The present patient showed an acute psychiatric onset of MPS III A in adolescence characterized by rapid behavioral changes between states of stupor and restless agitation and disrupted sleep patterns preceded by headache, fatigue and attention deficit and consistent with a diagnosis of acute and transient psychotic disorder (ATPD) (ICD-10, F23). Later on, the patient had recurrent psychotic episodes responsive to antipsychotic drug therapy. Over the follow-up period (3 years) the subject exhibited a mild yet progressive cognitive decline, characterised by a deterioration in verbal communication skills and an escalation in social withdrawal and social anxiety.

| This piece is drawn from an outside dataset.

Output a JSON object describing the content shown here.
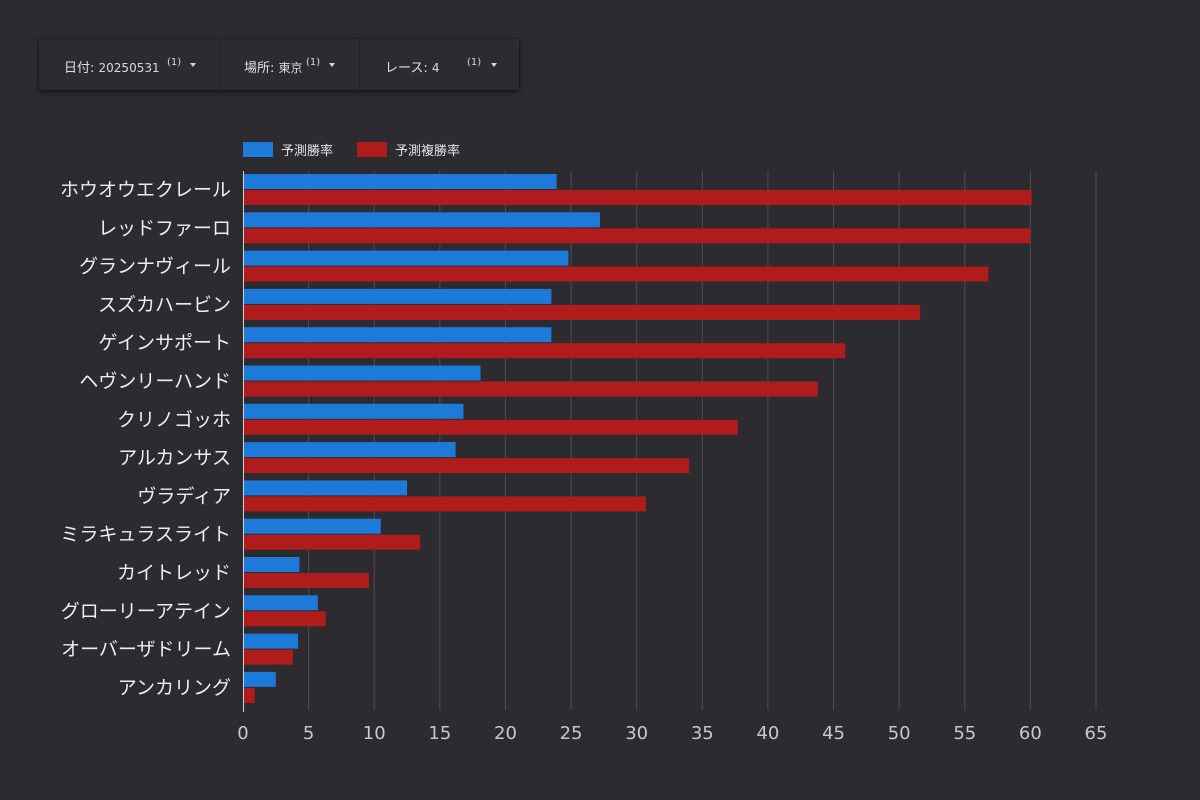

Noteworthy, in the study patient developmental trajectory was normal with slow progression into mild intellectual disability, as previously described in some patients with SP MPS III A (attenuated phenotype) [7–8]. In particular, the abrupt onset of psychiatric symptoms in adolescence, suggestive of schizophreniform disorder, was reported in an 18-year-old patient with MPS III B who had an unremarkable psychomotor development and who presented with attention deficit and learning disabilities until the onset of acute psychiatric symptomatology [9]. In the present patient repeated brain MRI showed mild progression of cerebral atrophy with greater involvement of the fronto-temporo-parietal lobes. Notably, patients with SP MPS III A may present an attenuated decline of cortical grey matter volumes and little or no change of white matter volumes compared to patients with RP disease [1].

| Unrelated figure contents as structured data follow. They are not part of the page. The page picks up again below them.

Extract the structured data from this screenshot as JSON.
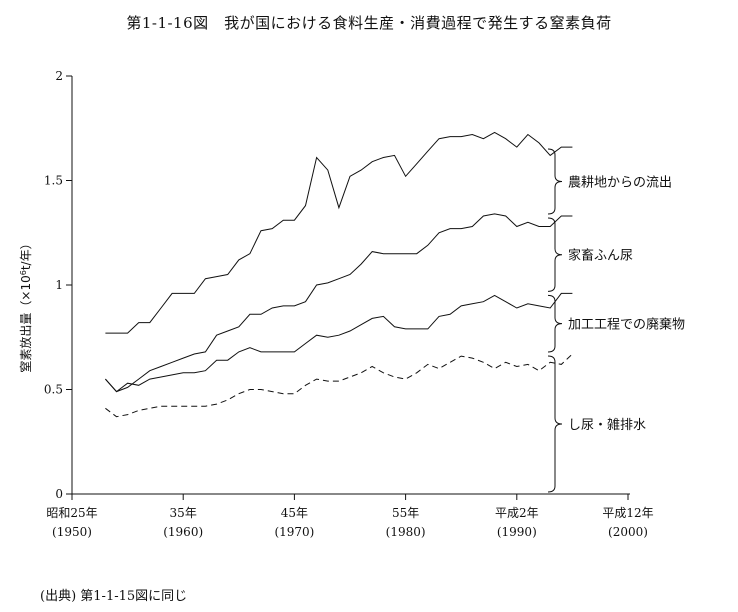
{
  "title": "第1-1-16図　我が国における食料生産・消費過程で発生する窒素負荷",
  "source_note": "(出典) 第1-1-15図に同じ",
  "chart_data": {
    "type": "area",
    "title": "第1-1-16図　我が国における食料生産・消費過程で発生する窒素負荷",
    "ylabel_main": "窒素放出量（×10",
    "ylabel_sup": "6",
    "ylabel_tail": "t/年）",
    "ylim": [
      0,
      2
    ],
    "xlim": [
      1950,
      2000
    ],
    "y_ticks": [
      {
        "value": 0,
        "label": "0"
      },
      {
        "value": 0.5,
        "label": "0.5"
      },
      {
        "value": 1,
        "label": "1"
      },
      {
        "value": 1.5,
        "label": "1.5"
      },
      {
        "value": 2,
        "label": "2"
      }
    ],
    "x_ticks": [
      {
        "value": 1950,
        "label": "昭和25年",
        "sub": "(1950)"
      },
      {
        "value": 1960,
        "label": "35年",
        "sub": "(1960)"
      },
      {
        "value": 1970,
        "label": "45年",
        "sub": "(1970)"
      },
      {
        "value": 1980,
        "label": "55年",
        "sub": "(1980)"
      },
      {
        "value": 1990,
        "label": "平成2年",
        "sub": "(1990)"
      },
      {
        "value": 2000,
        "label": "平成12年",
        "sub": "(2000)"
      }
    ],
    "series": [
      {
        "name": "し尿・雑排水",
        "dash": true,
        "x": [
          1953,
          1954,
          1955,
          1956,
          1957,
          1958,
          1959,
          1960,
          1961,
          1962,
          1963,
          1964,
          1965,
          1966,
          1967,
          1968,
          1969,
          1970,
          1971,
          1972,
          1973,
          1974,
          1975,
          1976,
          1977,
          1978,
          1979,
          1980,
          1981,
          1982,
          1983,
          1984,
          1985,
          1986,
          1987,
          1988,
          1989,
          1990,
          1991,
          1992,
          1993,
          1994,
          1995
        ],
        "values": [
          0.41,
          0.37,
          0.38,
          0.4,
          0.41,
          0.42,
          0.42,
          0.42,
          0.42,
          0.42,
          0.43,
          0.45,
          0.48,
          0.5,
          0.5,
          0.49,
          0.48,
          0.48,
          0.52,
          0.55,
          0.54,
          0.54,
          0.56,
          0.58,
          0.61,
          0.58,
          0.56,
          0.55,
          0.58,
          0.62,
          0.6,
          0.63,
          0.66,
          0.65,
          0.63,
          0.6,
          0.63,
          0.61,
          0.62,
          0.59,
          0.63,
          0.62,
          0.67
        ]
      },
      {
        "name": "加工工程での廃棄物",
        "dash": false,
        "x": [
          1953,
          1954,
          1955,
          1956,
          1957,
          1958,
          1959,
          1960,
          1961,
          1962,
          1963,
          1964,
          1965,
          1966,
          1967,
          1968,
          1969,
          1970,
          1971,
          1972,
          1973,
          1974,
          1975,
          1976,
          1977,
          1978,
          1979,
          1980,
          1981,
          1982,
          1983,
          1984,
          1985,
          1986,
          1987,
          1988,
          1989,
          1990,
          1991,
          1992,
          1993,
          1994,
          1995
        ],
        "values": [
          0.55,
          0.49,
          0.53,
          0.52,
          0.55,
          0.56,
          0.57,
          0.58,
          0.58,
          0.59,
          0.64,
          0.64,
          0.68,
          0.7,
          0.68,
          0.68,
          0.68,
          0.68,
          0.72,
          0.76,
          0.75,
          0.76,
          0.78,
          0.81,
          0.84,
          0.85,
          0.8,
          0.79,
          0.79,
          0.79,
          0.85,
          0.86,
          0.9,
          0.91,
          0.92,
          0.95,
          0.92,
          0.89,
          0.91,
          0.9,
          0.89,
          0.96,
          0.96
        ]
      },
      {
        "name": "家畜ふん尿",
        "dash": false,
        "x": [
          1953,
          1954,
          1955,
          1956,
          1957,
          1958,
          1959,
          1960,
          1961,
          1962,
          1963,
          1964,
          1965,
          1966,
          1967,
          1968,
          1969,
          1970,
          1971,
          1972,
          1973,
          1974,
          1975,
          1976,
          1977,
          1978,
          1979,
          1980,
          1981,
          1982,
          1983,
          1984,
          1985,
          1986,
          1987,
          1988,
          1989,
          1990,
          1991,
          1992,
          1993,
          1994,
          1995
        ],
        "values": [
          0.55,
          0.49,
          0.51,
          0.55,
          0.59,
          0.61,
          0.63,
          0.65,
          0.67,
          0.68,
          0.76,
          0.78,
          0.8,
          0.86,
          0.86,
          0.89,
          0.9,
          0.9,
          0.92,
          1.0,
          1.01,
          1.03,
          1.05,
          1.1,
          1.16,
          1.15,
          1.15,
          1.15,
          1.15,
          1.19,
          1.25,
          1.27,
          1.27,
          1.28,
          1.33,
          1.34,
          1.33,
          1.28,
          1.3,
          1.28,
          1.28,
          1.33,
          1.33
        ]
      },
      {
        "name": "農耕地からの流出",
        "dash": false,
        "x": [
          1953,
          1954,
          1955,
          1956,
          1957,
          1958,
          1959,
          1960,
          1961,
          1962,
          1963,
          1964,
          1965,
          1966,
          1967,
          1968,
          1969,
          1970,
          1971,
          1972,
          1973,
          1974,
          1975,
          1976,
          1977,
          1978,
          1979,
          1980,
          1981,
          1982,
          1983,
          1984,
          1985,
          1986,
          1987,
          1988,
          1989,
          1990,
          1991,
          1992,
          1993,
          1994,
          1995
        ],
        "values": [
          0.77,
          0.77,
          0.77,
          0.82,
          0.82,
          0.89,
          0.96,
          0.96,
          0.96,
          1.03,
          1.04,
          1.05,
          1.12,
          1.15,
          1.26,
          1.27,
          1.31,
          1.31,
          1.38,
          1.61,
          1.55,
          1.37,
          1.52,
          1.55,
          1.59,
          1.61,
          1.62,
          1.52,
          1.58,
          1.64,
          1.7,
          1.71,
          1.71,
          1.72,
          1.7,
          1.73,
          1.7,
          1.66,
          1.72,
          1.68,
          1.62,
          1.66,
          1.66
        ]
      }
    ]
  }
}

The heterogeneous phenotype of MPS III A and the variability in disease progression appear related to allelic heterogeneity with notable genotype-phenotype association [4]. Milder phenotype was described in patients compound heterozygous for a variant associated with an attenuated course of the disease (e.g. p.S298P, p.G122R, p.R206P) or harboring a previously unreported variant in combination with one of the severe mutations (e.g. p.R245H, p.Q380R, p.S66W) [4, 6]. In this context, further studies could confirm in patients with attenuated MPS IIIA the presence of the novel missense variant (p.R304H) which we found in combination with the severe mutation (p.R245H).

In conclusion, this study emphasizes the need for neurometabolic evaluation in adolescent patients with acute onset psychiatric symptoms, even in the absence of obvious neurological regression. Although biological bases underlying the neurobehavioral phenotype in individuals with MPS III have been extensively studied [3], the complex relationship between environmental, biological and familial factors and the effect of triggers might be considered for understanding differences among individual patients. Careful neurological and psychiatric assessment may enable an earlier diagnosis and a stratification of disease progression in MPS IIIA, particularly in patients with an attenuated course of the disease showing mild yet progressive cognitive decline prompting development of therapeutic approaches for early treatment [10].